El Camp Nou entró el domingo en estado de shock al presenciar la derrota de los locales por 1-2 ante un Valencia que durante la presente temporada tuvo hasta cuatro entrenadores. El final del encuentro fue el propio de un equipo desconcertado: caras perdidas, incidentes con los rivales, una tensa rueda de prensa posterior del técnico asturiano...

Los analistas y las estadísticas coinciden en asegurar que hubo mala fortuna en el resultado, pues durante instantes el Barça recuperó parte del fútbol que se le presupone. Pero, de nuevo, le faltó el brillo individual de sus estrellas, la eficacia de otros tiempos. Así lo vio Luis Enrique: "Hemos sabido jugar un gran partido y éste es el camino. No podemos ganar de cualquier manera, sino a través del orden. No creo que haya ningún culé que no pueda sentirse orgulloso de su equipo. Estamos en el camino".

Puesto que el entrenador azulgrana conoce el camino futbolístico, su trabajo principal ahora debería centrarse en recuperar el optimismo de un equipo que muestra mandíbula de cristal ante cada golpe, pequeño o grande, que recibe. Así lo sugirió cuando declaró: "Hay que mantenerse más fuertes y no venirnos abajo ante el primer varapalo".

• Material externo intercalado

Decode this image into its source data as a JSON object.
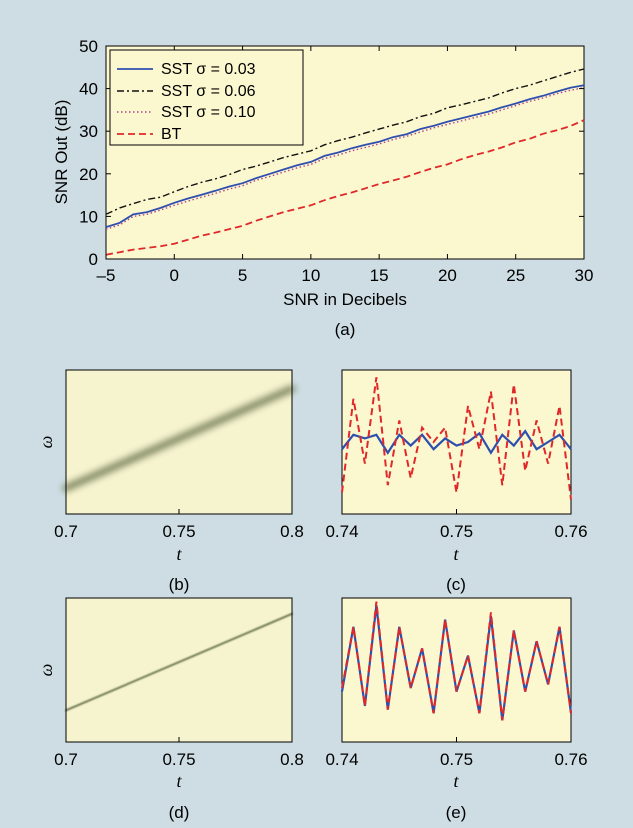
{
  "colors": {
    "background": "#cddde3",
    "plot_bg": "#fbf8cf",
    "tf_bg": "#f6f3cf",
    "sst_003": "#2e4fae",
    "sst_006": "#111111",
    "sst_010": "#b0448a",
    "bt": "#e0282a",
    "ridge": "#6f7a52"
  },
  "chart_data": [
    {
      "id": "a",
      "type": "line",
      "panel_label": "(a)",
      "xlabel": "SNR in Decibels",
      "ylabel": "SNR Out (dB)",
      "xlim": [
        -5,
        30
      ],
      "ylim": [
        0,
        50
      ],
      "xticks": [
        "–5",
        "0",
        "5",
        "10",
        "15",
        "20",
        "25",
        "30"
      ],
      "yticks": [
        "0",
        "10",
        "20",
        "30",
        "40",
        "50"
      ],
      "grid": false,
      "legend_position": "top-left",
      "x": [
        -5,
        -4,
        -3,
        -2,
        -1,
        0,
        1,
        2,
        3,
        4,
        5,
        6,
        7,
        8,
        9,
        10,
        11,
        12,
        13,
        14,
        15,
        16,
        17,
        18,
        19,
        20,
        21,
        22,
        23,
        24,
        25,
        26,
        27,
        28,
        29,
        30
      ],
      "series": [
        {
          "name": "SST σ = 0.03",
          "style": "solid",
          "color": "#2e4fae",
          "values": [
            7.5,
            8.5,
            10.5,
            11,
            12,
            13.2,
            14.2,
            15.1,
            16,
            17,
            17.8,
            19,
            20,
            21,
            22,
            22.8,
            24.2,
            25,
            26,
            26.8,
            27.5,
            28.6,
            29.3,
            30.5,
            31.3,
            32.2,
            33,
            33.8,
            34.6,
            35.6,
            36.5,
            37.5,
            38.3,
            39.3,
            40.2,
            40.8
          ]
        },
        {
          "name": "SST σ = 0.06",
          "style": "dashdot",
          "color": "#111111",
          "values": [
            10.5,
            12,
            13,
            14,
            14.5,
            15.8,
            17,
            18,
            18.8,
            19.8,
            21,
            21.8,
            22.8,
            23.8,
            24.6,
            25.4,
            26.8,
            27.8,
            28.6,
            29.6,
            30.5,
            31.4,
            32.2,
            33.4,
            34.2,
            35.5,
            36.2,
            37,
            37.8,
            39,
            40,
            40.8,
            41.8,
            42.8,
            43.8,
            44.6
          ]
        },
        {
          "name": "SST σ = 0.10",
          "style": "dotted",
          "color": "#b0448a",
          "values": [
            7,
            8,
            10,
            10.5,
            11.5,
            12.6,
            13.6,
            14.5,
            15.4,
            16.4,
            17.2,
            18.5,
            19.4,
            20.4,
            21.4,
            22.2,
            23.6,
            24.4,
            25.4,
            26.2,
            27,
            28,
            28.8,
            29.8,
            30.8,
            31.6,
            32.4,
            33.2,
            34,
            35,
            36,
            37,
            37.8,
            38.8,
            39.6,
            40.2
          ]
        },
        {
          "name": "BT",
          "style": "dashed",
          "color": "#e0282a",
          "values": [
            1,
            1.6,
            2.2,
            2.6,
            3,
            3.6,
            4.5,
            5.5,
            6.2,
            7,
            7.8,
            9,
            10,
            11,
            11.8,
            12.6,
            13.8,
            14.8,
            15.6,
            16.6,
            17.6,
            18.4,
            19.3,
            20.4,
            21.4,
            22.2,
            23.4,
            24.4,
            25.2,
            26.2,
            27.4,
            28.2,
            29.4,
            30.2,
            31.2,
            32.6
          ]
        }
      ]
    },
    {
      "id": "b",
      "type": "heatmap",
      "panel_label": "(b)",
      "xlabel": "t",
      "ylabel": "ω",
      "xlim": [
        0.7,
        0.8
      ],
      "xticks": [
        "0.7",
        "0.75",
        "0.8"
      ],
      "ridge_start": [
        0.7,
        0.18
      ],
      "ridge_end": [
        0.8,
        0.87
      ],
      "ridge_width": "wide"
    },
    {
      "id": "c",
      "type": "line",
      "panel_label": "(c)",
      "xlabel": "t",
      "xlim": [
        0.74,
        0.76
      ],
      "xticks": [
        "0.74",
        "0.75",
        "0.76"
      ],
      "ylim": [
        -1,
        1
      ],
      "x": [
        0.74,
        0.741,
        0.742,
        0.743,
        0.744,
        0.745,
        0.746,
        0.747,
        0.748,
        0.749,
        0.75,
        0.751,
        0.752,
        0.753,
        0.754,
        0.755,
        0.756,
        0.757,
        0.758,
        0.759,
        0.76
      ],
      "series": [
        {
          "name": "",
          "style": "solid",
          "color": "#2e4fae",
          "values": [
            -0.1,
            0.1,
            0.05,
            0.1,
            -0.15,
            0.1,
            -0.05,
            0.1,
            -0.1,
            0.05,
            -0.05,
            0.0,
            0.12,
            -0.15,
            0.1,
            -0.05,
            0.15,
            -0.1,
            0.0,
            0.1,
            -0.1
          ]
        },
        {
          "name": "",
          "style": "dashed",
          "color": "#e0282a",
          "values": [
            -0.7,
            0.6,
            -0.3,
            0.9,
            -0.6,
            0.3,
            -0.5,
            0.2,
            0.0,
            0.2,
            -0.7,
            0.5,
            -0.1,
            0.7,
            -0.6,
            0.8,
            -0.4,
            0.3,
            -0.3,
            0.5,
            -0.8
          ]
        }
      ]
    },
    {
      "id": "d",
      "type": "heatmap",
      "panel_label": "(d)",
      "xlabel": "t",
      "ylabel": "ω",
      "xlim": [
        0.7,
        0.8
      ],
      "xticks": [
        "0.7",
        "0.75",
        "0.8"
      ],
      "ridge_start": [
        0.7,
        0.22
      ],
      "ridge_end": [
        0.8,
        0.89
      ],
      "ridge_width": "narrow"
    },
    {
      "id": "e",
      "type": "line",
      "panel_label": "(e)",
      "xlabel": "t",
      "xlim": [
        0.74,
        0.76
      ],
      "xticks": [
        "0.74",
        "0.75",
        "0.76"
      ],
      "ylim": [
        -1,
        1
      ],
      "x": [
        0.74,
        0.741,
        0.742,
        0.743,
        0.744,
        0.745,
        0.746,
        0.747,
        0.748,
        0.749,
        0.75,
        0.751,
        0.752,
        0.753,
        0.754,
        0.755,
        0.756,
        0.757,
        0.758,
        0.759,
        0.76
      ],
      "series": [
        {
          "name": "",
          "style": "solid",
          "color": "#2e4fae",
          "values": [
            -0.3,
            0.6,
            -0.5,
            0.9,
            -0.55,
            0.6,
            -0.25,
            0.3,
            -0.6,
            0.7,
            -0.3,
            0.2,
            -0.6,
            0.75,
            -0.7,
            0.55,
            -0.3,
            0.4,
            -0.2,
            0.6,
            -0.6
          ]
        },
        {
          "name": "",
          "style": "dashed",
          "color": "#e0282a",
          "values": [
            -0.25,
            0.6,
            -0.5,
            0.95,
            -0.55,
            0.6,
            -0.25,
            0.3,
            -0.6,
            0.7,
            -0.3,
            0.2,
            -0.6,
            0.8,
            -0.7,
            0.55,
            -0.3,
            0.4,
            -0.2,
            0.6,
            -0.6
          ]
        }
      ]
    }
  ]
}
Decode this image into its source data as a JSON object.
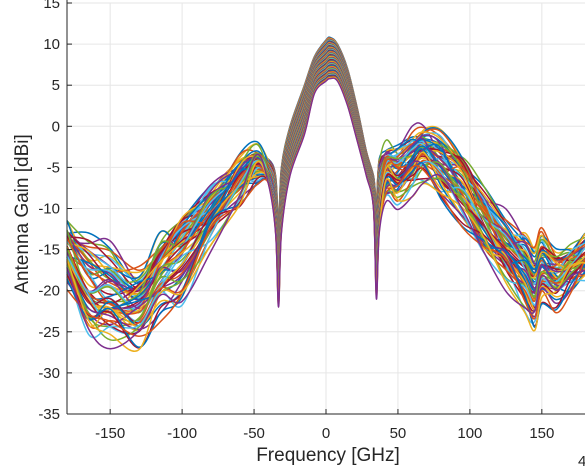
{
  "chart_data": {
    "type": "line",
    "title": "",
    "xlabel": "Frequency [GHz]",
    "ylabel": "Antenna Gain [dBi]",
    "xlim": [
      -180,
      180
    ],
    "ylim": [
      -35,
      15
    ],
    "xticks": [
      -150,
      -100,
      -50,
      0,
      50,
      100,
      150
    ],
    "yticks": [
      -35,
      -30,
      -25,
      -20,
      -15,
      -10,
      -5,
      0,
      5,
      10,
      15
    ],
    "xtick_labels": [
      "-150",
      "-100",
      "-50",
      "0",
      "50",
      "100",
      "150"
    ],
    "ytick_labels": [
      "-35",
      "-30",
      "-25",
      "-20",
      "-15",
      "-10",
      "-5",
      "0",
      "5",
      "10",
      "15"
    ],
    "grid": true,
    "legend": "none",
    "corner_text": "4",
    "series_count": 60,
    "colors": [
      "#0072BD",
      "#D95319",
      "#EDB120",
      "#7E2F8E",
      "#77AC30",
      "#4DBEEE",
      "#A2142F"
    ],
    "x": [
      -180,
      -165,
      -150,
      -130,
      -115,
      -100,
      -80,
      -60,
      -48,
      -40,
      -35,
      -33,
      -31,
      -25,
      -15,
      -8,
      0,
      3,
      8,
      15,
      22,
      28,
      33,
      35,
      37,
      42,
      50,
      60,
      68,
      80,
      95,
      110,
      125,
      138,
      145,
      150,
      160,
      170,
      180
    ],
    "series_summary": [
      {
        "name": "",
        "values": [
          -12,
          -14,
          -15,
          -19,
          -14,
          -12,
          -8,
          -5,
          -3.5,
          -4,
          -6,
          -12,
          -5,
          0,
          5,
          8.5,
          10.5,
          10.8,
          10,
          7,
          2,
          -3,
          -6,
          -9,
          -4,
          -3,
          -3.5,
          -2,
          -1,
          -2,
          -4,
          -8,
          -12,
          -14,
          -16,
          -14,
          -16,
          -15,
          -14
        ]
      },
      {
        "name": "",
        "values": [
          -15,
          -20,
          -21,
          -21,
          -17,
          -14,
          -10,
          -6,
          -4.5,
          -6,
          -10,
          -17,
          -9,
          -3,
          2,
          6.5,
          8,
          8.5,
          8,
          5,
          0,
          -4,
          -8,
          -14,
          -8,
          -5,
          -5,
          -4,
          -3,
          -4,
          -7,
          -11,
          -15,
          -17,
          -19,
          -17,
          -18,
          -17,
          -16
        ]
      },
      {
        "name": "",
        "values": [
          -18,
          -24,
          -25,
          -26,
          -22,
          -21,
          -14,
          -9,
          -5.5,
          -7,
          -13,
          -22,
          -13,
          -6,
          -1,
          4,
          5.5,
          5.8,
          5.5,
          2.5,
          -2,
          -6,
          -10,
          -21,
          -13,
          -8,
          -9,
          -7,
          -6,
          -8,
          -11,
          -15,
          -18,
          -22,
          -24,
          -20,
          -21,
          -19,
          -17
        ]
      }
    ]
  }
}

Pero el propio entrenador envió un mensaje de inestabilidad en la rueda de prensa, cuando se enfrentó a un periodista que le preguntó por el estado físico del plantel. "¿Cómo ha influido la preparación física en este bajón del mes de abril?", preguntó el reportero Víctor Malo. "¿Cómo es el apellido?", respondió el técnico con sonrisa irónica. "Malo", contestó el periodista. "Correcto. Siguiente pregunta", zanjó Luis Enrique ante la perplejidad de todos los allí presentes.

Mientras, el estado de ansiedad del equipo encuentra su paradigma en Neymar, quien cumplió el último partido un mes sin marcar. Durante el encuentro se enredó en batallas personales con rivales y, según publicaron ayer varios medios españoles, al final del choque tiró una botella a un jugador del Valencia. Además, recibió silbidos de su propia afición. Para más inri, se plantea un pulso entre el jugador y su club, que pretende que no juegue la Copa América o los Juegos.

La situación parece incómoda para varios futbolistas. Por ejemplo, durante este mes Luis Suárez entró en erupción con numerosas riñas con contrarios. Y ante el conjunto valenciano volvió a mostrarse irascible después de errar varias oportunidades claras.

El desconcierto lo pone Leo Messi. Ante el Valencia hizo el gol 500 de su carrera para romper una racha de cinco encuentros sin marcar, pero fue un detalle dentro de una actuación alejada de lo esperado del cinco veces Balón de Oro.

Fabio Capello, ex del Real Madrid, Milan, Juventus y Roma, opinó acerca de la crisis deportiva azulgrana: "Lo que sucede es que los tres de arriba, que fueron a los partidos de sus selecciones, ahora están muertos", afirmó el técnico de 69 años. Preguntado acerca de qué le faltaba ahora mismo al Barcelona, opinó que "un capitán como Carles Puyol".